String Operations (Case-Sensitive)

  • __startswith: Starts with
    • Example: name__startswith="A"
  • __endswith: Ends with
    • Example: email__endswith=".com"
  • __contains: Contains
    • Example: description__contains="important"

String Operations (Case-Insensitive)

  • __istartswith: Starts with (case-insensitive)
    • Example: name__istartswith="a"
  • __iendswith: Ends with (case-insensitive)
    • Example: email__iendswith=".COM"
  • __icontains: Contains (case-insensitive)
    • Example: description__icontains="IMPORTANT"

Relationship Filter Traversal

Filter on fields across related models using double underscore (__) syntax. This feature works with ORM foreign keys (sqliter.orm.ForeignKey):

from sqliter.orm import BaseDBModel, ForeignKey

class Author(BaseDBModel):
    name: str

class Book(BaseDBModel):
    title: str
    author: ForeignKey[Author] = ForeignKey(Author, on_delete="CASCADE")

# Filter by related model field
books = db.select(Book).filter(author__name="Jane Austen").fetch_all()

# Works with all comparison operators
books = db.select(Book).filter(author__name__like="Jane%").fetch_all()
books = db.select(Book).filter(author__name__in=["Jane", "Charles"]).fetch_all()

This is equivalent to a SQL JOIN with WHERE clause on the related table.

Nested Relationships

For relationships spanning multiple levels, chain the double underscore syntax:

class Comment(BaseDBModel):
    text: str
    book: ForeignKey[Book] = ForeignKey(Book, on_delete="CASCADE")

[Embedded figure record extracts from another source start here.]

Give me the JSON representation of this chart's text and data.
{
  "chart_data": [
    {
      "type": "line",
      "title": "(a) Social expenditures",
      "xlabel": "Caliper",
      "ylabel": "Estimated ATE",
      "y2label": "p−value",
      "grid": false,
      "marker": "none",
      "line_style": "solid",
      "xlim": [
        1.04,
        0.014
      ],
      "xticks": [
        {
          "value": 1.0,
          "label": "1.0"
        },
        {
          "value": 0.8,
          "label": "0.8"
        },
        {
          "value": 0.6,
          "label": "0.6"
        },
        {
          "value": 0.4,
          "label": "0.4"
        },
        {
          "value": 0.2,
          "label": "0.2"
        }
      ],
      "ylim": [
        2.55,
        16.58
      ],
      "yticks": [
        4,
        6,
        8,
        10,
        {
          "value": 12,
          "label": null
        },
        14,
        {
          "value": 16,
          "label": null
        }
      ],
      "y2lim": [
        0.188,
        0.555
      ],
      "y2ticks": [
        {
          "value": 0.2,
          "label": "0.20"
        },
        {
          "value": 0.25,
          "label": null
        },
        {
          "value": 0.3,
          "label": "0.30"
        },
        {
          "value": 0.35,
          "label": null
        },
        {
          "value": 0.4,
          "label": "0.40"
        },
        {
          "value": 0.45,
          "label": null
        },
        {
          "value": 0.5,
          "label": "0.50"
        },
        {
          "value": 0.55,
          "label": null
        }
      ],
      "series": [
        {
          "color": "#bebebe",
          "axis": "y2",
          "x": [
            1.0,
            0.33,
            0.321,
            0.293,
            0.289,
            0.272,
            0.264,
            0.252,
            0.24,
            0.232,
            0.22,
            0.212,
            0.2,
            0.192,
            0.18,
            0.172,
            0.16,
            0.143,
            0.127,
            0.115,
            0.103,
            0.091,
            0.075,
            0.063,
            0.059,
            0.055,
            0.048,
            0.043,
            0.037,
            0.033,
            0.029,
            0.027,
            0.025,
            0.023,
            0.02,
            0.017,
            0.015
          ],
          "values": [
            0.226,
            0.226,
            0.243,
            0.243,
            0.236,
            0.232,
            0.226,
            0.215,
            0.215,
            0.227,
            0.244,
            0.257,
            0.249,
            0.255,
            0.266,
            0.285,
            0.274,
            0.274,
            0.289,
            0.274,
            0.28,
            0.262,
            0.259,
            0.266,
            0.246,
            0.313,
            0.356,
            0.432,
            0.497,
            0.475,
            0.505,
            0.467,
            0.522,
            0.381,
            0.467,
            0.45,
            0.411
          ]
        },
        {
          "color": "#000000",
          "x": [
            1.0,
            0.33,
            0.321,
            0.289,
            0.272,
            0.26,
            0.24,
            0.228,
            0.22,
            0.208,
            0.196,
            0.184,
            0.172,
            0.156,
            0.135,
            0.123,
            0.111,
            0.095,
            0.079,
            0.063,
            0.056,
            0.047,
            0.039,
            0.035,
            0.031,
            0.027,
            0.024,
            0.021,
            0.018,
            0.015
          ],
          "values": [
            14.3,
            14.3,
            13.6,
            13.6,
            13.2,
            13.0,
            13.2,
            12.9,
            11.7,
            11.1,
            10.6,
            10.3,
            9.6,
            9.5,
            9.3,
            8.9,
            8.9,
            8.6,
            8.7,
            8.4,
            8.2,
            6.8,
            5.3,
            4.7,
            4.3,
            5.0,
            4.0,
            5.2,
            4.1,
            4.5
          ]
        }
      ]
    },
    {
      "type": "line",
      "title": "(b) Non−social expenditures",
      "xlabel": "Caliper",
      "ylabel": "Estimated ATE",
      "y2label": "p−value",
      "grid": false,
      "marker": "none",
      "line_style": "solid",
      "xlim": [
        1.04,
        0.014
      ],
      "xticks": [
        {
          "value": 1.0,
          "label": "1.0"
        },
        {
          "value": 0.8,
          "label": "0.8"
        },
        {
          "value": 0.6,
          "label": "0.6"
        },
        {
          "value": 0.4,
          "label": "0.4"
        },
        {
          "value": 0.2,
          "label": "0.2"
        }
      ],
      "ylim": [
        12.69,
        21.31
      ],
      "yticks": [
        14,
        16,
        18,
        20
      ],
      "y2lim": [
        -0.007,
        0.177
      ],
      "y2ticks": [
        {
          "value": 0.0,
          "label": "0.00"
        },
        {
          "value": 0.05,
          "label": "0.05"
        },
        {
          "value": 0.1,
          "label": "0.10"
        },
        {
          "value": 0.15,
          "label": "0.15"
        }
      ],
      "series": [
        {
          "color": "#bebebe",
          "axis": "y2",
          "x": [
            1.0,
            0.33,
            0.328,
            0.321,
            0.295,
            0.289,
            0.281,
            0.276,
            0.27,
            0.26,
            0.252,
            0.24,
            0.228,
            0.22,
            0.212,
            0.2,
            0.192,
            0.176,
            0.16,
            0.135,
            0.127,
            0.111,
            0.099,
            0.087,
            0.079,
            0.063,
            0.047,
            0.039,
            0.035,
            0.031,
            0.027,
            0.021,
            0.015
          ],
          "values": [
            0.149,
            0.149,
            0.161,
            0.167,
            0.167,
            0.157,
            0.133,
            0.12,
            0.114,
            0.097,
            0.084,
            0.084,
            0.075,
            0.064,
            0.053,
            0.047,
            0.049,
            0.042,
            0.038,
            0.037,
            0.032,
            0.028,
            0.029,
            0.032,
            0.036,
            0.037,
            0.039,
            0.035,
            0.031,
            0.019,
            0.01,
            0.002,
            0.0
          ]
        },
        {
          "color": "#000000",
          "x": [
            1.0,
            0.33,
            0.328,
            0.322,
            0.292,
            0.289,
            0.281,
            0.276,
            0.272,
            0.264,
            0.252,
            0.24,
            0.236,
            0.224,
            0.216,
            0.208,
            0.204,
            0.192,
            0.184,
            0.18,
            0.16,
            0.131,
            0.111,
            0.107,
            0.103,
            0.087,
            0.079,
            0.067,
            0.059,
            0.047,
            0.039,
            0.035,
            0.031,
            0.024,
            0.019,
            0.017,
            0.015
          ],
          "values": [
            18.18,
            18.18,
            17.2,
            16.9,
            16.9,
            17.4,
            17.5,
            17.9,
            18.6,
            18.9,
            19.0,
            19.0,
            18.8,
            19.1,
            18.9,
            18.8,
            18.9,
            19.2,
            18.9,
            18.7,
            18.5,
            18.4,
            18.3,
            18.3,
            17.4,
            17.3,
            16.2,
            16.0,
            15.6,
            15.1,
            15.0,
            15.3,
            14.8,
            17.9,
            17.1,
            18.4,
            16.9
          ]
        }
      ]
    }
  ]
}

# Filter across two levels of relationships
comments = db.select(Comment).filter(book__author__name="Jane").fetch_all()

Combining with Eager Loading

For best performance, combine relationship filters with select_related():

# Filter AND load in single query
results = (
    db.select(Book)
    .select_related("author")
    .filter(author__name__startswith="J")
    .fetch_all()
)

for book in results:
    print(f"{book.title} by {book.author.name}")  # No additional query

Note

Relationship filter traversal only works with ORM foreign keys from sqliter.orm.ForeignKey. For explicit foreign keys, filter using the _id field directly (e.g., author_id=42).